Alverbank

Alver Bank House or Alver House, now the Alverbank Hotel, was built for John Wilson Croker, a politician and writer, MP and a founding member of the Athenaeum Club in London. Croker was a friend of Lord Ashburton, who built and lived in nearby Bay House and who encouraged him build Alver Bank House next door. The house was visited by Robert Peel, the Prime Minister and the Duke of Wellington. After Croker’s death in 1857, Prince Alfred Ernest, the future Duke of Edinburgh (from 1866) stayed at Alverbank from October 1857 to September 1858 whilst he studied under the Rev. Jolly and his tutor, Lieutenant Cowell R.E. The house, rented but not owned by Queen Victoria, was used by her when travelling to and from Osborne House.

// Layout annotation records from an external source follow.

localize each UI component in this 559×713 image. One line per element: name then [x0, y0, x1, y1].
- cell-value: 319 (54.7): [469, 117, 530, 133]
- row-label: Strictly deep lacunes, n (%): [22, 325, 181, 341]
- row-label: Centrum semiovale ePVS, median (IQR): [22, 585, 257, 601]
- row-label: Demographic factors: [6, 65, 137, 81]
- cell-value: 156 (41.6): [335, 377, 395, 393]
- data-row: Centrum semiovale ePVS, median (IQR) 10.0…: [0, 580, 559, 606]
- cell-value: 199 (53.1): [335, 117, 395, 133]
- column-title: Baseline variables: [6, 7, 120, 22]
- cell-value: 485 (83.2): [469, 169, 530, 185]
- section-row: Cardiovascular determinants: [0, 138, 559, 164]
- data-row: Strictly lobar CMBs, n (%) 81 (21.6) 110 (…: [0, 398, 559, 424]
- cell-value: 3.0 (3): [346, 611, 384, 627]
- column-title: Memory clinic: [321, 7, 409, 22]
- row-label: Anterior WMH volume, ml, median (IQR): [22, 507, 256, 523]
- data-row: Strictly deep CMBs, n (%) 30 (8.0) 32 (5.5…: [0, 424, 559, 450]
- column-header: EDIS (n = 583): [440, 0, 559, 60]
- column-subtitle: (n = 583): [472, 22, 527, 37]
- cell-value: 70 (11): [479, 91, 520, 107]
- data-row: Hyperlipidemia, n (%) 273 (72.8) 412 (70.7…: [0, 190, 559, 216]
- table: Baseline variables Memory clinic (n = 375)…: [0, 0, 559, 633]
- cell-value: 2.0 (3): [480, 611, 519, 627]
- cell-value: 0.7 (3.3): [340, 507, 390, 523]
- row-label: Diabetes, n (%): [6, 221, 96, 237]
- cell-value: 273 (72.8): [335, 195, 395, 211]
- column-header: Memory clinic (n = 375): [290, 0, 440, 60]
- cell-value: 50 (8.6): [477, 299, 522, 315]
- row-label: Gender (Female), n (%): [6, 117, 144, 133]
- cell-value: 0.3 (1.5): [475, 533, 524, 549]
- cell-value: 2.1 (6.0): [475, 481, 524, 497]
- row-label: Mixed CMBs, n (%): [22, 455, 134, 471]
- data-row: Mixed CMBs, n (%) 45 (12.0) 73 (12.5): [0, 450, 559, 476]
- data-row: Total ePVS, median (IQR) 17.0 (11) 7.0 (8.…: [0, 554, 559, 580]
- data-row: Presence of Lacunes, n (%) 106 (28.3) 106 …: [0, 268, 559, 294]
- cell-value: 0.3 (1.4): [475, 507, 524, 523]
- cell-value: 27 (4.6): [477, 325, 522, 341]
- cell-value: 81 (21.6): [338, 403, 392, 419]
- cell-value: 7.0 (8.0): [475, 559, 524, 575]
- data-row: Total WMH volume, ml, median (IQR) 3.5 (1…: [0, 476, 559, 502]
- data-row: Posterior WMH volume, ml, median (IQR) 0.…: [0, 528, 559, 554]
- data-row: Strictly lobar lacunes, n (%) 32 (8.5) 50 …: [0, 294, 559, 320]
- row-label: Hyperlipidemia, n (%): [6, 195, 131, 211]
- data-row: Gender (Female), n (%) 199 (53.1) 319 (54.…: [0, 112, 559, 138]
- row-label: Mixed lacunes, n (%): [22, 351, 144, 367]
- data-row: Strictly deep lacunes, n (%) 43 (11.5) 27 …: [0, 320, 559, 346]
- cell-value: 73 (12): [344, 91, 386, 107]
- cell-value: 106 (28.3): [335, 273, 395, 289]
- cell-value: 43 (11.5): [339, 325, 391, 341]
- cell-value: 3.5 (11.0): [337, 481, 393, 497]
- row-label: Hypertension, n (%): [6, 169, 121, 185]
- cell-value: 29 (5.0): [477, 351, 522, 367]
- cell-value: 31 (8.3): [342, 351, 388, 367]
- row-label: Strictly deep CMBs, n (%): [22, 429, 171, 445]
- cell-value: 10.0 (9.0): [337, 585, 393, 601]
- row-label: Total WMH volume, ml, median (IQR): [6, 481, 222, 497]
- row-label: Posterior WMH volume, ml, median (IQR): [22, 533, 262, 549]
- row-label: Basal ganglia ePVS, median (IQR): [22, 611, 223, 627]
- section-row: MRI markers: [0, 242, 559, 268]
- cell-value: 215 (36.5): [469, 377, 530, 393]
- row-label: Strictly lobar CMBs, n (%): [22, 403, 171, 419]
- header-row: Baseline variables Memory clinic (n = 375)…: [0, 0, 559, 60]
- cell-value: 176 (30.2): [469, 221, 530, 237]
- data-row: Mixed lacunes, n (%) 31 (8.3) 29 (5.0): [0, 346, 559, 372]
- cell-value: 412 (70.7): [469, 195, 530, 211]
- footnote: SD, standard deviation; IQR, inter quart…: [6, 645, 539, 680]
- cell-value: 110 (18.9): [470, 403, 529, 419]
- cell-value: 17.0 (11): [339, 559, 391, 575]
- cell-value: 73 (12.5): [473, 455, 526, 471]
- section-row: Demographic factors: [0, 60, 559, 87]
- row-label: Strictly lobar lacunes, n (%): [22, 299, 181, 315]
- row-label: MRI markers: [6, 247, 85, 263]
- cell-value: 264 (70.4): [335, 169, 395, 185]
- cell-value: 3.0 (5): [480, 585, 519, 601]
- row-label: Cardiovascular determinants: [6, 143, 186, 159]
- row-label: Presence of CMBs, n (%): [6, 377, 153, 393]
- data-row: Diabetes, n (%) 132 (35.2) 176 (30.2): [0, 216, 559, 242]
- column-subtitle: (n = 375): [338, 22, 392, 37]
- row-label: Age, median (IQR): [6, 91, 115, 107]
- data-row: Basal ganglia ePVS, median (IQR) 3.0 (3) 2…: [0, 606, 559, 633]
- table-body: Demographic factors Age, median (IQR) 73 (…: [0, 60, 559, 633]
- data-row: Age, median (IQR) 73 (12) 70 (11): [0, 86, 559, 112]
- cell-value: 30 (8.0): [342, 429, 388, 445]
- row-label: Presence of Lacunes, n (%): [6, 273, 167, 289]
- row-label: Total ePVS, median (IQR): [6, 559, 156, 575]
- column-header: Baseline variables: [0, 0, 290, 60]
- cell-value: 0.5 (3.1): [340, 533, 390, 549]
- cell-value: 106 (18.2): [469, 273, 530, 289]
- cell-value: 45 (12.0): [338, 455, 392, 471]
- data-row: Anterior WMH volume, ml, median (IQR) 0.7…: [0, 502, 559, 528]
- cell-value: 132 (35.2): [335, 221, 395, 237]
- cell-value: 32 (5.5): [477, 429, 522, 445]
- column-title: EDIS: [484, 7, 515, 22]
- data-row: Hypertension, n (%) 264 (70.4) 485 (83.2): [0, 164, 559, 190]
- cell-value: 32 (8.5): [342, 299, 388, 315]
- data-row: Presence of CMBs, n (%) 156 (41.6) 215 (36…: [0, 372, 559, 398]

In 1859, Lord Dumfermline was reported as living at Alverbank. In January 1863 the trustees of Croker leased the house to Captain John Edmund Commerell VC  for 21 years from 1 November 1862. He was the second son of John Williams Commerell of Strood Park, Horsham and he entered the navy in 1842 and awarded his VC in 1854. As Admiral Sir John Edmund Commerell, RN, VC he was resident with his family at Alverbank for a number of years surrendering the lease in 1869.

In 1907, the house was occupied by Edward Darell and Mrs Darell-Blount and sold in 1912 to Winfred Alured Comyn Platt, (later a Colonel), part of a marriage settlement between Platt and Louisa Maria Atherley. The Platt family built an extension to the house (dated 1912 above the doorway). The Platts did not move from London the house until 1915 to avoid the bombing raids and returned to London in 1917. Their motto can be seen by the front door (parva sed apta – small but fit, convenient or perfect). They then let Alverbank to Lt R Smith-Barry, who used the house as an extension to the officers’ mess from nearby Fort Grange airfield. Here he worked on the famous ‘Gosport Tube’, an apparatus that allowed young pilots to talk to their instructors during training flights.

In 1947 Gosport Borough Council made an offer of £7,500 for Alverbank with the accompanying 7½ acres of park land adjoining Stanley Park. The offer was refused so the Council issued a Compulsory Purchase Order with the house becoming theirs in 1948. Listed Grade II it is now the Alverbank Hotel.

Alverbank Bridge

South of the Alverbank Hotel is a small brick bridge built by the Royal Engineers in 1860 to replace an existing bridge that crossed the River Alver allowing John Wilson Croker, who lived in Alverbank until 1857, to get to the sea.
 
The River Alver  river once flowed from the wildgrounds south of Fareham, seawards, towards Stokes Bay and turned eastward at Gomer Ponds to run the length of Stokes Bay, finally exiting to the sea via a huge ‘Morass’ close to Fort Monckton. But there is no river here now!
 
Beneath the bridge is the overgrown, dried up, river bed, barely recognisable as such. In 1860 the River Alver was diverted into the newly constructed Stokes Bay Moat which ran along the length of Stokes Bay from No1 and No2 Batteries in the west to Fort Gilkicker and Fort Monckton in the east, a distance of 2,700 yards. Known as The Stokes Bay Lines it was completed by 1870 at a cost, calculated to be £75,120. The moat itself was lined with concrete and was 60ft in width and contained water to depth of 9ft at high water of Spring tides.
 
The R.E. bench mark (a broad arrow) on one of the pillars that reads 5.56ft above LMS (Local Mean Sea level). The brick parapets and pillars were recently re-built but happily the bench mark and inscription survived. When over the bridge you can look left and right to see where the Stokes Bay Moat once ran in both directions.
 
There was a second bridge here crossing the moat and this can be seen in old postcards. When the weather is particularly dry you can sometimes see the concrete sides of the moat, which is still there beneath the grass. The moat was not destroyed, this section was merely filled with rubbish after an appeal to Gosport house holders to supply it. The section from No.2 Battery to Alverbank was filled first from October 1954 so that the Stokes Bay Road and promenade could be widened. The section in front of Palmerston Way survived until 1966, at the request of the residents who wanted to keep it. If you look over the sea wall at low tide you can see the Victorian penstock outlet, a large iron pipe, that allowed the Royal Engineers to maintain the depth of water in the moat. The filled-in moat is now piped to this outlet.